La formation des accueillants, initiale ou continue, les réunions d’information, les groupes de parole ou de réflexion, toutes les instances collectives sont également des opportunités pour faire fonctionner en dehors de l’accueil cette référence tierce. L’équipe organise l’accueil familial. En collaboration avec les accueillants, elle évalue la situation et oriente le projet. L’équipe rythme le séjour, cadre les rôles de chacun et les demandes qu’on lui adresse. Par exemple, “faut-il interrompre un séjour ou faire une pause ?”, “Qui doit s’occuper des relations avec l’école ?”, “La personne âgée handicapée peut-elle se rendre seule au village ?”.

Ces questions, au-delà de leur dimension factuelle, interrogent la globalité des relations accueilli, accueillants, parents, équipe.
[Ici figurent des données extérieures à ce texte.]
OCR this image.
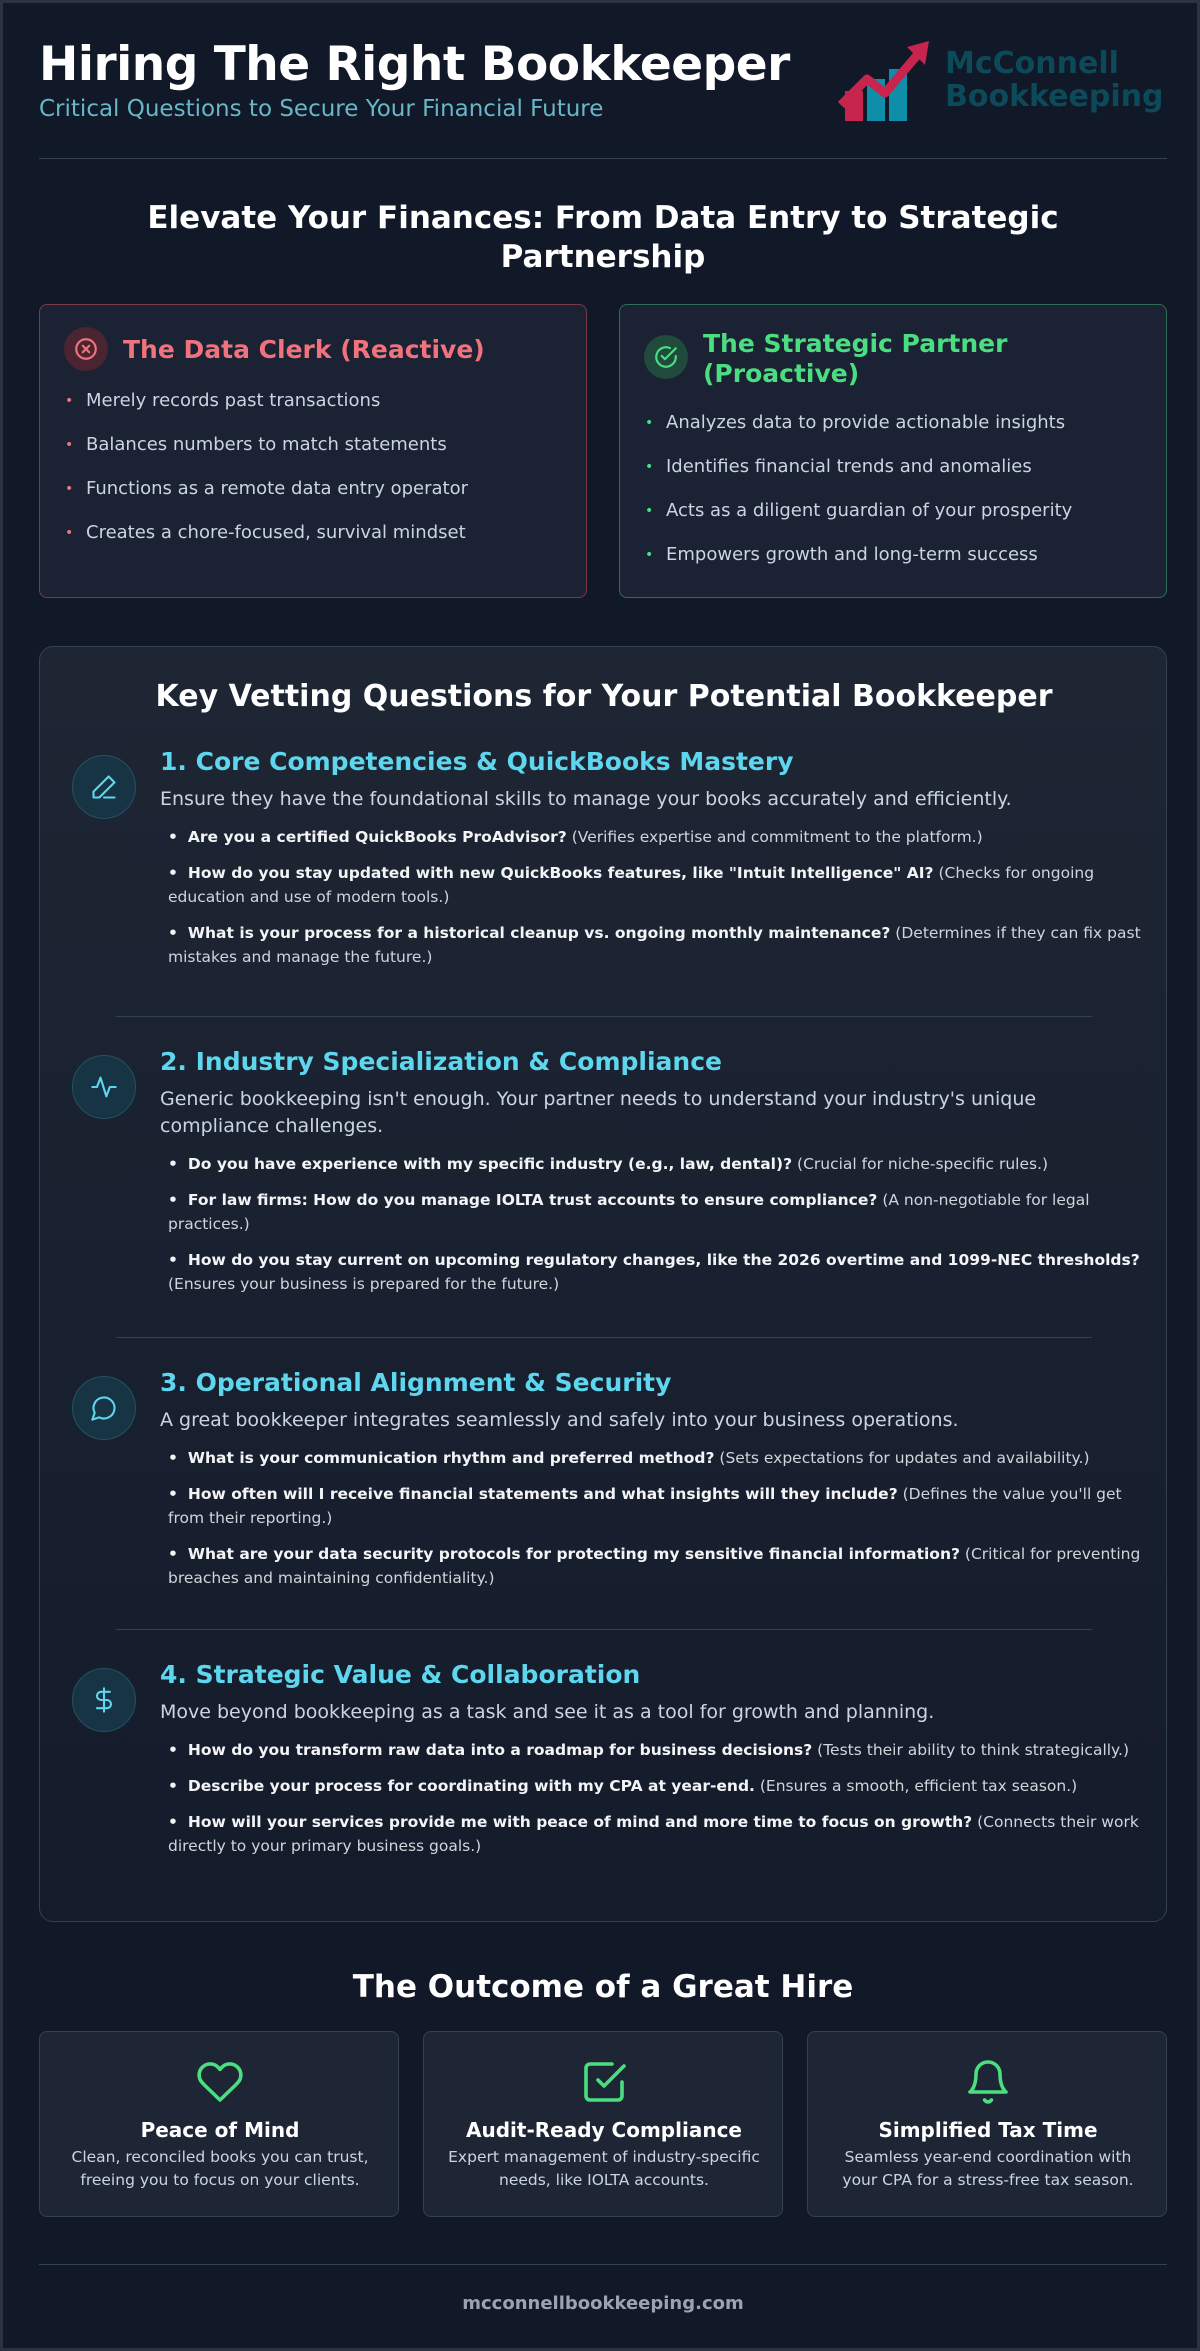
Hiring The Right Bookkeeper
Critical Questions to Secure Your Financial Future
McConnell
Bookkeeping
Elevate Your Finances: From Data Entry to Strategic Partnership
The Data Clerk (Reactive)
• Merely records past transactions
• Balances numbers to match statements
• Functions as a remote data entry operator
• Creates a chore-focused, survival mindset
The Strategic Partner (Proactive)
• Analyzes data to provide actionable insights
• Identifies financial trends and anomalies
• Acts as a diligent guardian of your prosperity
• Empowers growth and long-term success
Key Vetting Questions for Your Potential Bookkeeper
1. Core Competencies & QuickBooks Mastery
Ensure they have the foundational skills to manage your books accurately and efficiently.
• Are you a certified QuickBooks ProAdvisor? (Verifies expertise and commitment to the platform.)
• How do you stay updated with new QuickBooks features, like "Intuit Intelligence" AI? (Checks for ongoing education and use of modern tools.)
• What is your process for a historical cleanup vs. ongoing monthly maintenance? (Determines if they can fix past mistakes and manage the future.)
2. Industry Specialization & Compliance
Generic bookkeeping isn't enough. Your partner needs to understand your industry's unique compliance challenges.
• Do you have experience with my specific industry (e.g., law, dental)? (Crucial for niche-specific rules.)
• For law firms: How do you manage IOLTA trust accounts to ensure compliance? (A non-negotiable for legal practices.)
• How do you stay current on upcoming regulatory changes, like the 2026 overtime and 1099-NEC thresholds? (Ensures your business is prepared for the future.)
3. Operational Alignment & Security
A great bookkeeper integrates seamlessly and safely into your business operations.
• What is your communication rhythm and preferred method? (Sets expectations for updates and availability.)
• How often will I receive financial statements and what insights will they include? (Defines the value you'll get from their reporting.)
• What are your data security protocols for protecting my sensitive financial information? (Critical for preventing breaches and maintaining confidentiality.)
4. Strategic Value & Collaboration
Move beyond bookkeeping as a task and see it as a tool for growth and planning.
• How do you transform raw data into a roadmap for business decisions? (Tests their ability to think strategically.)
• Describe your process for coordinating with my CPA at year-end. (Ensures a smooth, efficient tax season.)
• How will your services provide me with peace of mind and more time to focus on growth? (Connects their work directly to your primary business goals.)
The Outcome of a Great Hire
Peace of Mind
Clean, reconciled books you can trust, freeing you to focus on your clients.
Audit-Ready Compliance
Expert management of industry-specific needs, like IOLTA accounts.
Simplified Tax Time
Seamless year-end coordination with your CPA for a stress-free tax season.
mcconnellbookkeeping.com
À partir de l’évaluation de l’ensemble de ces enjeux relationnels, les réponses de l’équipe doivent permettre à chacun de se recaler sur la place qu’il occupe dans l’accueil familial.

L’équipe en accueil familial : une idée à développer

Les fonctions de l’équipe en accueil familial sont fondamentales. Si elles ne sont pas assurées correctement, les familles d’accueil s’abîment ou s’épuisent, les accueils ne peuvent se maintenir, les bénéfices que les accueillis seraient susceptibles d’en retirer sont anéantis au profit d’aliénantes répétitions.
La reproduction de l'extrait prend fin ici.